Ktoś pyta o szczegóły? Proszę, oto one: “wolność osobista” od dawna brzmi bezpodstawnie – na tyle mianowicie bezpodstawnie, iż w dzisiejszych czasach przekonanie o wolności osobistej prezentują wyłącznie istoty naiwne. Mało tego. Wspomniane przekonanie o “byciu wolnym” hołubią w sobie istoty naiwne ponadprzeciętnie. Dalej: demokracja przeobraziła się we współczesną doktrynę zarządzania zasobem – nie byle jakim przecież, bo ludzkim. Dalej: wolnego rynku nie ma czy to za grosz, czy to za miliard miliardów groszy, podobnie jak ze świecą szukać przyzwoitości w człowiekowatych, którym ukradziono grzech, spopielono sumienia i połamano charaktery, wysysając z nich obyczajność jak homo sapiens wysysał szpik z kręgosłupów “braci w rozumie”, to jest neandertalczyków.

DEFICYT KANDELABRÓW

Normalnie nie ma już prawie niczego normalnego, więc tak zwana nowoczesność ekspanduje w “robimy co chcemy” – czy raczej w “robimy na co nadzorcy nam pozwolą, przekonując świat, że robimy co chcemy” – więc tak zwana nowoczesność ekspanduje w luz największy we Wszechświecie. Mówią, że w większy luz i bardziej cuchnący niż przy największej szympansiej biegunce. Czy tam słoniej. Znaczy słoniowej.

Coś w tym jest, skoro kandelabrów nigdzie dziś nie uświadczymy – daremne żale, próżny trud – boć istniejące przetopiono na wszechobecny złom, nowych zaś nie produkują, a to z kolei z braku popytu. W każdym razie nic mi o masowej produkcji kandelabrów nie wiadomo – jeśli ktokolwiek widział, jeśli ktokolwiek wie, gdzie i kto ewentualnie zajmuje się wspomnianą działalnością, będę zobowiązany za sygnał.
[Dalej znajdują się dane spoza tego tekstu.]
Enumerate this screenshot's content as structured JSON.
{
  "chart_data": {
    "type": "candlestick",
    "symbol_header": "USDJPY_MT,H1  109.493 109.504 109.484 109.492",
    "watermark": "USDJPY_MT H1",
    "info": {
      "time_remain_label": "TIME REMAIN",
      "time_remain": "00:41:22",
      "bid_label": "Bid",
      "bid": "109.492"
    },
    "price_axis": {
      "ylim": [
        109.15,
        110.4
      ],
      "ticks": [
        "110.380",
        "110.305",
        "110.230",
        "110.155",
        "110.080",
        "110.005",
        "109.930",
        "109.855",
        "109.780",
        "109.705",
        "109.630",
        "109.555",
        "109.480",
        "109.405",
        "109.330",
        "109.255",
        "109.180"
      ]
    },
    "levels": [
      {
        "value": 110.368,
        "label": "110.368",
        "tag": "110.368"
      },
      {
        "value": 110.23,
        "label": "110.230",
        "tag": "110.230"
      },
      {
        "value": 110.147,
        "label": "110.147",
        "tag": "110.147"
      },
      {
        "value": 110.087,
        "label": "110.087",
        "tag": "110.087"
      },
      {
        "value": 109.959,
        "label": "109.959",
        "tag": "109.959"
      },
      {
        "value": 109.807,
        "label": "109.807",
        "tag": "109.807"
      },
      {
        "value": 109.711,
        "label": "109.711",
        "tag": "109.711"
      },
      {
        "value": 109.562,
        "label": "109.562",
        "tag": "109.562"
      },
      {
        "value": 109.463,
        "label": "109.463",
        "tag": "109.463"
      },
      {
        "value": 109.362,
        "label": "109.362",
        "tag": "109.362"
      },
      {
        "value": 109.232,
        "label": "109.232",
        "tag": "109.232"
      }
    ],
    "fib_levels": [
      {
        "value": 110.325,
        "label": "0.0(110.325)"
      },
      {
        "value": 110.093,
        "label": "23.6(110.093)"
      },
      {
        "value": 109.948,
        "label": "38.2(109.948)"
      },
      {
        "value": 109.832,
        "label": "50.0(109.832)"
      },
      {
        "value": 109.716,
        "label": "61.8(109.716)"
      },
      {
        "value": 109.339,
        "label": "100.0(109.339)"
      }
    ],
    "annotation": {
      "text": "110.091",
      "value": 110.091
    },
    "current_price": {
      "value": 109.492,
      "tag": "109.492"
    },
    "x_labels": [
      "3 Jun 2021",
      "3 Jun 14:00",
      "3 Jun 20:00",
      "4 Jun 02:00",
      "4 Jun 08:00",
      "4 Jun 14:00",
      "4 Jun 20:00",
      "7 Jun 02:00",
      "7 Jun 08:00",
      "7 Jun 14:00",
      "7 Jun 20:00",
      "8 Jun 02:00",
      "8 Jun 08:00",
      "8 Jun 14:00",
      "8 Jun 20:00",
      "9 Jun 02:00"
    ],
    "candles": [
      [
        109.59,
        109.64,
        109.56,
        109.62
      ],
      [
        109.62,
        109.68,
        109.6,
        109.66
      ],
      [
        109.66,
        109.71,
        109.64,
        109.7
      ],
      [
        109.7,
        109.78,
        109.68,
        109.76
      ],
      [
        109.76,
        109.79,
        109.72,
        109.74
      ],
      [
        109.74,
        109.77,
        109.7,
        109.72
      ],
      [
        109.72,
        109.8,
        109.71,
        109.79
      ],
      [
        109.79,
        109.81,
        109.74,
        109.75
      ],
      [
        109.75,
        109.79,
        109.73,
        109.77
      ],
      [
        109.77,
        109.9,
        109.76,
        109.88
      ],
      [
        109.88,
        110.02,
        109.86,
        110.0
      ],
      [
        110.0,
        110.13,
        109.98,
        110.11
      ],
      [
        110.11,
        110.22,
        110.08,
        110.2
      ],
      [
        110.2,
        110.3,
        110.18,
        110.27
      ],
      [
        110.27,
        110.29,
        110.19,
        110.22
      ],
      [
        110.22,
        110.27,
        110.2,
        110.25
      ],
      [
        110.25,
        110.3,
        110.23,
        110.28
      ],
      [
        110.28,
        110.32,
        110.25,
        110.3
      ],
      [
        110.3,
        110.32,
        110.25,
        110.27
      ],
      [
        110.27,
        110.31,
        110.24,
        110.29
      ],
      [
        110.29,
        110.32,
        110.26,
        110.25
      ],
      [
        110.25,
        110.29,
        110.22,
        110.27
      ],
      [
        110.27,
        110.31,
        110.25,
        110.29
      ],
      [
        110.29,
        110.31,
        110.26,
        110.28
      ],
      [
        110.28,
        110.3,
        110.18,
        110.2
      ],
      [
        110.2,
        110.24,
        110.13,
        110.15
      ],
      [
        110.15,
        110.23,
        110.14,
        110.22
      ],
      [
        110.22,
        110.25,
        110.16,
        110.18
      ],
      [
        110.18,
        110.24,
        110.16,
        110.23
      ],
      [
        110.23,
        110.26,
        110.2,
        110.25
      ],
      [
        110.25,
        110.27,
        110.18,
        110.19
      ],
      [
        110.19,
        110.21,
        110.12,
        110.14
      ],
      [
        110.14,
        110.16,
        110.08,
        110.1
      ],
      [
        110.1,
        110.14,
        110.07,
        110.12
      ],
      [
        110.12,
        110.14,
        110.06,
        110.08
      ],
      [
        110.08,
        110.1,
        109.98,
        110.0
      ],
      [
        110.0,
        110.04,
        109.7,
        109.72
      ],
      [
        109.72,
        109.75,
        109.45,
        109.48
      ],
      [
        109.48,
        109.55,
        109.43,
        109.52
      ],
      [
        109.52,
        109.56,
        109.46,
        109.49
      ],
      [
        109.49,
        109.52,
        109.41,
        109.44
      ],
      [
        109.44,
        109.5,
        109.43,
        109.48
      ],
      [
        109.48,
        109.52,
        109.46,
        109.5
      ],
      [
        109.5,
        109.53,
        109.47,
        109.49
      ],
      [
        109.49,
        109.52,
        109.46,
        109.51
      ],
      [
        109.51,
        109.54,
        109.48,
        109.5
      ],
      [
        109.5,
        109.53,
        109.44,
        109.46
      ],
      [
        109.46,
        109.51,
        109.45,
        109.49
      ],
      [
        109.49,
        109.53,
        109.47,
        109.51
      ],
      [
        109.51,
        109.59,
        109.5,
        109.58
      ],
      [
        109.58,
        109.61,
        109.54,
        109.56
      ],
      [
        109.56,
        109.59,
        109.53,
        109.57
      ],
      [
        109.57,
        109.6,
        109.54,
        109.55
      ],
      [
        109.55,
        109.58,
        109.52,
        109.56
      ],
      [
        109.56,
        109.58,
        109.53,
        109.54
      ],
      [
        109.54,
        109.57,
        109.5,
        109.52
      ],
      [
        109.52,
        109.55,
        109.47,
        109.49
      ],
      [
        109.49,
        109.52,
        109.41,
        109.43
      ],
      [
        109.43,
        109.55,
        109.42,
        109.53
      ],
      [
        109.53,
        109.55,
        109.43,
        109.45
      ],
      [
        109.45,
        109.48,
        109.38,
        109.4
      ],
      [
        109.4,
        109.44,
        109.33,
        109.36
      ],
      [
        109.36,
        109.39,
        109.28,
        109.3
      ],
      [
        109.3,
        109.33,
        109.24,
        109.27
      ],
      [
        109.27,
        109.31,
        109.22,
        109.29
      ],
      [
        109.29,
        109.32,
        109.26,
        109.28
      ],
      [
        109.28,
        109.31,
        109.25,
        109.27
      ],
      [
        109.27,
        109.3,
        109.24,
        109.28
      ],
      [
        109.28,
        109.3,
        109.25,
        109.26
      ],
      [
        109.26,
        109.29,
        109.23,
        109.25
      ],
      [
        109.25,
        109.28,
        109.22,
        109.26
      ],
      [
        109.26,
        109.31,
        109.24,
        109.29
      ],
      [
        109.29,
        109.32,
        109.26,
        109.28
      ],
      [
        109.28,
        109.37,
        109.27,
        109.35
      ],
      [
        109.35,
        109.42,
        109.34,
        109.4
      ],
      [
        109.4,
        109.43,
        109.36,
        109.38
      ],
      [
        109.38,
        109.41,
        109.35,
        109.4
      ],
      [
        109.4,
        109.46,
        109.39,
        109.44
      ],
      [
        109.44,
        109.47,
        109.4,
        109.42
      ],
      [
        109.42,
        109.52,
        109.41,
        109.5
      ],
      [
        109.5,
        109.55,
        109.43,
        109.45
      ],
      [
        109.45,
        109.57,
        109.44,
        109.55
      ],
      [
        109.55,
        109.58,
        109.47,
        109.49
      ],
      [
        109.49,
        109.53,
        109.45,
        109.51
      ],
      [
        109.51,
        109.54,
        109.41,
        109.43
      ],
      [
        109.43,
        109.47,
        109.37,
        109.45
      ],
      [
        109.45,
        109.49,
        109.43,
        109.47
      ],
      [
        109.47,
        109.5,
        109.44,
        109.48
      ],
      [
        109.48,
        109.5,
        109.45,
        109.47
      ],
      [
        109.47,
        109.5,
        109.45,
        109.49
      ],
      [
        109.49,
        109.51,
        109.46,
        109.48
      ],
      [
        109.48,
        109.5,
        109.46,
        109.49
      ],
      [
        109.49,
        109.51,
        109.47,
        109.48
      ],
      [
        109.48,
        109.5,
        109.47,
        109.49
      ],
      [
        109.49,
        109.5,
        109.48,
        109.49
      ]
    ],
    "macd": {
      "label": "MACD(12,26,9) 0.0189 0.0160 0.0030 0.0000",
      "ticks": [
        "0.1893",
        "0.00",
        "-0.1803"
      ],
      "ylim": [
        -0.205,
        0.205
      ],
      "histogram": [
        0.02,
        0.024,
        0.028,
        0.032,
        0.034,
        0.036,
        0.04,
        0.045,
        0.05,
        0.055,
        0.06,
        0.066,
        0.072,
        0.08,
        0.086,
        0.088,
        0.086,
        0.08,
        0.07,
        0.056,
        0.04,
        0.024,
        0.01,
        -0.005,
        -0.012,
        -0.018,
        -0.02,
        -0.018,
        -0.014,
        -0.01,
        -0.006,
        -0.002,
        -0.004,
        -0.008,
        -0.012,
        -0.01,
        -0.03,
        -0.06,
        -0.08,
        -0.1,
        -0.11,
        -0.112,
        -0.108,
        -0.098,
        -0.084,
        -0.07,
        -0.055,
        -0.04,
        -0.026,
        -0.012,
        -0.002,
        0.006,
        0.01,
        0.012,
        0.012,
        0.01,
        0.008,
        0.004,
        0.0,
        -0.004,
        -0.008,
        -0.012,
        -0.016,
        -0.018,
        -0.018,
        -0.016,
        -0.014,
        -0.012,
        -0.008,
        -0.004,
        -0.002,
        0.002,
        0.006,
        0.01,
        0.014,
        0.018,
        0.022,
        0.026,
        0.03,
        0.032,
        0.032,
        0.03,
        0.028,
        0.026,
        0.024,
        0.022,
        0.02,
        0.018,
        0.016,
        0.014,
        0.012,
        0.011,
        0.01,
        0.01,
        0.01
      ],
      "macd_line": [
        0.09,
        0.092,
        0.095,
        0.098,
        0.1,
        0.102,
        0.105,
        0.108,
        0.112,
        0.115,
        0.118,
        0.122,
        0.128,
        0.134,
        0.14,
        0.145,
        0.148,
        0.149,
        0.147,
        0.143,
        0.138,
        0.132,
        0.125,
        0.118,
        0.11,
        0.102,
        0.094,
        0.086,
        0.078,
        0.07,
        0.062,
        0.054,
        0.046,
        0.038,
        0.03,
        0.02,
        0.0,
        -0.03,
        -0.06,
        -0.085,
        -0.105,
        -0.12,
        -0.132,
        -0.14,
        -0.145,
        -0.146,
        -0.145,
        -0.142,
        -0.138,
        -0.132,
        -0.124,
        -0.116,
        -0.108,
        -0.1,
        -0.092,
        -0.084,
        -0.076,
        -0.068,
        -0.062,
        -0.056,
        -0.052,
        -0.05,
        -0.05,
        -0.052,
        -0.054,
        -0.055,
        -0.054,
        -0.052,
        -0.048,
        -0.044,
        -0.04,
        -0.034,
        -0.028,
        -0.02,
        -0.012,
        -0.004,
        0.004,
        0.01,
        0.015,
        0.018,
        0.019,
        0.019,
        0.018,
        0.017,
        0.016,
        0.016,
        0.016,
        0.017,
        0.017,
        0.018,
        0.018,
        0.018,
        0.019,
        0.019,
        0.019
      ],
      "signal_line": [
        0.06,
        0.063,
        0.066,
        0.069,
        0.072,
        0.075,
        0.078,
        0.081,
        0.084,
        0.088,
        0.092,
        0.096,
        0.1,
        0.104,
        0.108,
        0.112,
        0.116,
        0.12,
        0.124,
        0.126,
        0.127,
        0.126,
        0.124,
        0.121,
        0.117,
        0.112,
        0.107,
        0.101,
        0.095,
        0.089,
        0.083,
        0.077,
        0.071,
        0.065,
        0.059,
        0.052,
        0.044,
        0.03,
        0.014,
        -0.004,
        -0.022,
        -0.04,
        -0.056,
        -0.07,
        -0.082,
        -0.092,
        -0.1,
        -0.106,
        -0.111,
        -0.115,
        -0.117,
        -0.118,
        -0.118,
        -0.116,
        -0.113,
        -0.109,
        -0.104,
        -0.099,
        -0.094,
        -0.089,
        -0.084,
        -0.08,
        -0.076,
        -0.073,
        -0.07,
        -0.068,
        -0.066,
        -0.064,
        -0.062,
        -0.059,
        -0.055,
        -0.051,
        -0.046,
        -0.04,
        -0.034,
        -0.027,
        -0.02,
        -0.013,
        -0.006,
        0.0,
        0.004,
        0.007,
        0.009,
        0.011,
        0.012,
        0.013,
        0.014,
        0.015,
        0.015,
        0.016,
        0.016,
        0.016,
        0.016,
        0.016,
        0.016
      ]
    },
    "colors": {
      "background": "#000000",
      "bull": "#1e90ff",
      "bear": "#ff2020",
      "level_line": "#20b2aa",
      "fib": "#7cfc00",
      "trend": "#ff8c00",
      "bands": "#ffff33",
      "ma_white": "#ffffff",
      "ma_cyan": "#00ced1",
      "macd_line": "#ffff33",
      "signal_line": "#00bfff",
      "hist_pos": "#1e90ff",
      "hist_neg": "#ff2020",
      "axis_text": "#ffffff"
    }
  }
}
Wspominam o deficycie kandelabrów, bo czym innym, jeśli nie kandelabrem, traktować naprzykrzającego się prostaka, który nie rozumie, albo udaje, że nie rozumie, albo rozumie i nie udaje, albo nie udaje i nie rozumie, że we współczesnym świecie wyłącznie bicie po pysku, ostatecznie pranie po mordzie, a jedno i drugie kandelabrem właśnie, daje niejakie perspektywy, prawda, że dość wątłe, by wychować absztyfikanta na człowieka świadomego siebie i zagrożeń dla kultury, która wydała go na świat?


PRZEBRANI ZA PUSTKĘ

Dość wątłe perspektywy, powiadam, skoro dziś nawet wychowywaniem naszych następców zajmują się media, chciałoby się rzec: media-sredia, czy wręcz: mendia, za pomocą degenerującego przekazu tresujące jednostki do poziomu intelektualnego przypominającego poziom intelektualny knura we wrotach masarni przy Wiertniczej. Co najwyżej knura. Czy tam cielaka, unieruchomionego na stanowisku rzeźnym w ubojni na Czerskiej.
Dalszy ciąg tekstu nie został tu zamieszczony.